The power ministry has proposed a uniform risk weight of 50% for these two infrastructure financing companies (IFCs). At present, banks assign low risk weight only to top-rated IFCs, while others attract 100% risk weight. The proposal also seeks to raise the overall exposure limit of banks to PFC and REC to 25% of their capital funds. As per existing norms, bank exposure limit to non-banking finance companies in infrastructure is set at 20% of the total capital fund (capital and reserves).
Risk weight is the proportion of loans which is counted towards total assets against which banks have to maintain statutory reserves. A high risk weight discourages lending by increasing the capital requirement for lenders. Under current norms, banks are allowed to assign risk weight as per their own internal assessment.
“The note to CCI addresses the key issue of increasing funds for the power sector to narrow the widening energy deficit in the country. Once the committee takes a decision, it will be for the RBI to notify the new norms,” said a power ministry official asking not to be named.
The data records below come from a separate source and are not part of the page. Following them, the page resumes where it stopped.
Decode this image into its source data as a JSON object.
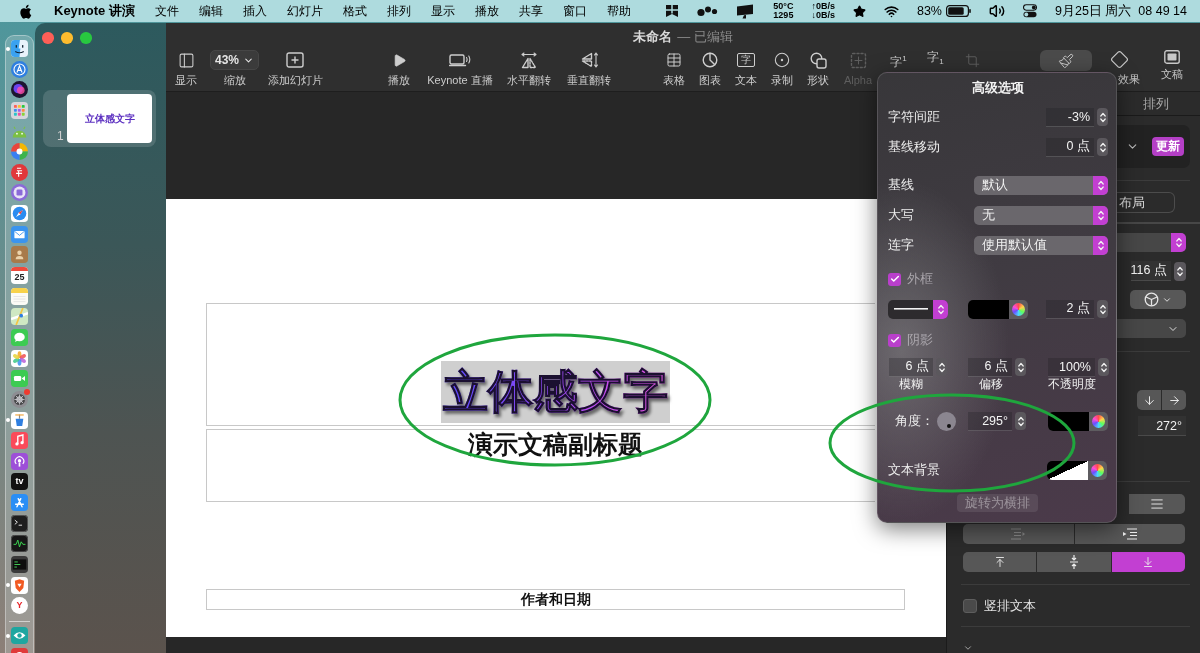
{
  "menu_bar": {
    "app_name": "Keynote 讲演",
    "menus": [
      "文件",
      "编辑",
      "插入",
      "幻灯片",
      "格式",
      "排列",
      "显示",
      "播放",
      "共享",
      "窗口",
      "帮助"
    ],
    "status": {
      "temperature": "50°C",
      "fan_speed": "1295",
      "upload": "↑0B/s",
      "download": "↓0B/s",
      "battery": "83%",
      "date": "9月25日 周六",
      "time": "08 49 14"
    }
  },
  "dock": {
    "apps": [
      {
        "kind": "finder",
        "running": true,
        "badge": false
      },
      {
        "kind": "ring",
        "running": false,
        "badge": false
      },
      {
        "kind": "orb",
        "running": false,
        "badge": false
      },
      {
        "kind": "grid",
        "running": false,
        "badge": false
      },
      {
        "kind": "robot",
        "running": false,
        "badge": false
      },
      {
        "kind": "pinwheel",
        "running": false,
        "badge": false
      },
      {
        "kind": "seal",
        "running": false,
        "badge": false
      },
      {
        "kind": "disc",
        "running": false,
        "badge": false
      },
      {
        "kind": "compass",
        "running": false,
        "badge": false
      },
      {
        "kind": "envelope",
        "running": false,
        "badge": false
      },
      {
        "kind": "book",
        "running": false,
        "badge": false
      },
      {
        "kind": "calendar",
        "text": "25",
        "running": false,
        "badge": false
      },
      {
        "kind": "notepad",
        "running": false,
        "badge": false
      },
      {
        "kind": "map",
        "running": false,
        "badge": false
      },
      {
        "kind": "bubble",
        "running": false,
        "badge": false
      },
      {
        "kind": "flower",
        "running": false,
        "badge": false
      },
      {
        "kind": "camera",
        "running": false,
        "badge": false
      },
      {
        "kind": "gear",
        "running": false,
        "badge": true
      },
      {
        "kind": "podium",
        "running": true,
        "badge": false
      },
      {
        "kind": "note",
        "running": false,
        "badge": false
      },
      {
        "kind": "podcast",
        "running": false,
        "badge": false
      },
      {
        "kind": "tv",
        "text": "tv",
        "running": false,
        "badge": false
      },
      {
        "kind": "store",
        "running": false,
        "badge": false
      },
      {
        "kind": "terminal",
        "running": false,
        "badge": false
      },
      {
        "kind": "activity",
        "running": false,
        "badge": false
      },
      {
        "kind": "console",
        "running": false,
        "badge": false
      },
      {
        "kind": "shield",
        "running": true,
        "badge": false
      },
      {
        "kind": "letter",
        "text": "Y",
        "running": false,
        "badge": false
      }
    ],
    "recent": [
      {
        "kind": "eye",
        "running": true,
        "badge": false
      },
      {
        "kind": "partial",
        "running": false,
        "badge": false
      }
    ]
  },
  "window": {
    "title": "未命名",
    "edited": "— 已编辑"
  },
  "toolbar": {
    "groups": [
      {
        "items": [
          {
            "kind": "sidebar",
            "label": "显示",
            "disabled": false
          },
          {
            "kind": "zoom",
            "label": "缩放",
            "value": "43%",
            "disabled": false
          },
          {
            "kind": "add-slide",
            "label": "添加幻灯片",
            "disabled": false
          }
        ]
      },
      {
        "items": [
          {
            "kind": "play",
            "label": "播放",
            "disabled": false
          },
          {
            "kind": "live",
            "label": "Keynote 直播",
            "disabled": false
          },
          {
            "kind": "flip-h",
            "label": "水平翻转",
            "disabled": false
          },
          {
            "kind": "flip-v",
            "label": "垂直翻转",
            "disabled": false
          }
        ]
      },
      {
        "items": [
          {
            "kind": "table",
            "label": "表格",
            "disabled": false
          },
          {
            "kind": "chart",
            "label": "图表",
            "disabled": false
          },
          {
            "kind": "text",
            "label": "文本",
            "glyph": "字",
            "disabled": false
          },
          {
            "kind": "record",
            "label": "录制",
            "disabled": false
          },
          {
            "kind": "shape",
            "label": "形状",
            "disabled": false
          },
          {
            "kind": "alpha",
            "label": "Alpha",
            "disabled": true
          },
          {
            "kind": "superscript",
            "glyph": "字$^{1}$",
            "disabled": false
          },
          {
            "kind": "subscript",
            "glyph": "字$_{1}$",
            "disabled": false
          },
          {
            "kind": "crop",
            "disabled": true
          }
        ]
      },
      {
        "items": [
          {
            "kind": "format",
            "selected": true
          },
          {
            "kind": "animate",
            "label": "效果",
            "selected": false
          },
          {
            "kind": "document",
            "label": "文稿",
            "selected": false
          }
        ]
      }
    ]
  },
  "sidebar": {
    "slides": [
      {
        "number": "1",
        "title": "立体感文字",
        "selected": true
      }
    ]
  },
  "slide": {
    "title": {
      "text": "立体感文字",
      "selected": true
    },
    "subtitle": "演示文稿副标题",
    "footer": "作者和日期"
  },
  "inspector": {
    "tabs": [
      {
        "label": "排列",
        "selected": false
      }
    ],
    "update_button": "更新",
    "layout_button": "布局",
    "font_size": "116 点",
    "rotation": "272°",
    "horizontal_alignment": [
      {
        "kind": "justify",
        "selected": false
      }
    ],
    "indent": [
      {
        "kind": "outdent",
        "disabled": true
      },
      {
        "kind": "indent",
        "disabled": false
      }
    ],
    "vertical_alignment": [
      {
        "kind": "top",
        "selected": false
      },
      {
        "kind": "middle",
        "selected": false
      },
      {
        "kind": "bottom",
        "selected": true
      }
    ],
    "vertical_text": {
      "label": "竖排文本",
      "checked": false
    }
  },
  "advanced_options": {
    "title": "高级选项",
    "rows": [
      {
        "kind": "field",
        "label": "字符间距",
        "value": "-3%"
      },
      {
        "kind": "field",
        "label": "基线移动",
        "value": "0 点"
      },
      {
        "kind": "popup",
        "label": "基线",
        "value": "默认"
      },
      {
        "kind": "popup",
        "label": "大写",
        "value": "无"
      },
      {
        "kind": "popup",
        "label": "连字",
        "value": "使用默认值"
      }
    ],
    "outline": {
      "label": "外框",
      "checked": true,
      "color": "#000000",
      "width": "2 点"
    },
    "shadow": {
      "label": "阴影",
      "checked": true,
      "fields": [
        {
          "value": "6 点",
          "label": "模糊"
        },
        {
          "value": "6 点",
          "label": "偏移"
        },
        {
          "value": "100%",
          "label": "不透明度"
        }
      ],
      "angle_label": "角度：",
      "angle": "295°",
      "color": "#000000"
    },
    "text_background": {
      "label": "文本背景"
    },
    "rotate_button": {
      "label": "旋转为横排",
      "disabled": true
    }
  },
  "annotations": [
    {
      "kind": "ellipse"
    },
    {
      "kind": "ellipse"
    }
  ]
}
In the proposal, the power ministry has said that banks could be advised to consider only 50% of their total funding to PFC and REC as power sector exposure while determining the industry exposure decided by each bank. This could be done by lowering the risk weight on loans extended these two IFCs. By doing so, banks could either double their exposure in PFC and REC or use the released capital to increase their overall funding to the power sector while staying within specified industry exposure norms.
“We attract 100% risk weight by banks and its lowering would definitely help to mobilise more funds for the sector,” said an REC official.
As per RBI data, public sector banks have a total exposure of over Rs 3 lakh crore to the power sector at the end of last financial year. The exposure of India’s largest bank State Bank of India to the sector is over Rs 32,000 crore. The demand for funds, however, is rising sharply with estimates suggesting the power sector may require over Rs 11 lakh crore during the 12th Plan period to commission projects crucial to bridge the country’s widening energy deficit.
“We feel that banks lending to IFCs like us should carry a lower risk weight as it qualifies as indirect risk for the lender with a portion of the risk being taken by specialised institutions like us. This would also help increase fund flows to the sector,” PFC chairman and managing director Satnam Singh said.
Under current norms, banks are allowed to assign risk weight as per their own internal assessment. “If the new norms are accepted, banks will be able to lend more and the interest rates may also go down,” said an official of a public sector bank.
India has a power generation capacity of about 200,000 MW and plans to add close to 100,000 MW during the 12th Plan period. For meeting this capacity addition huge fund is required. While power companies have bee given permission to raise money through ECB route to meet part of funding requirement, larger exposure of domestic banks is also considered important to boost the sector.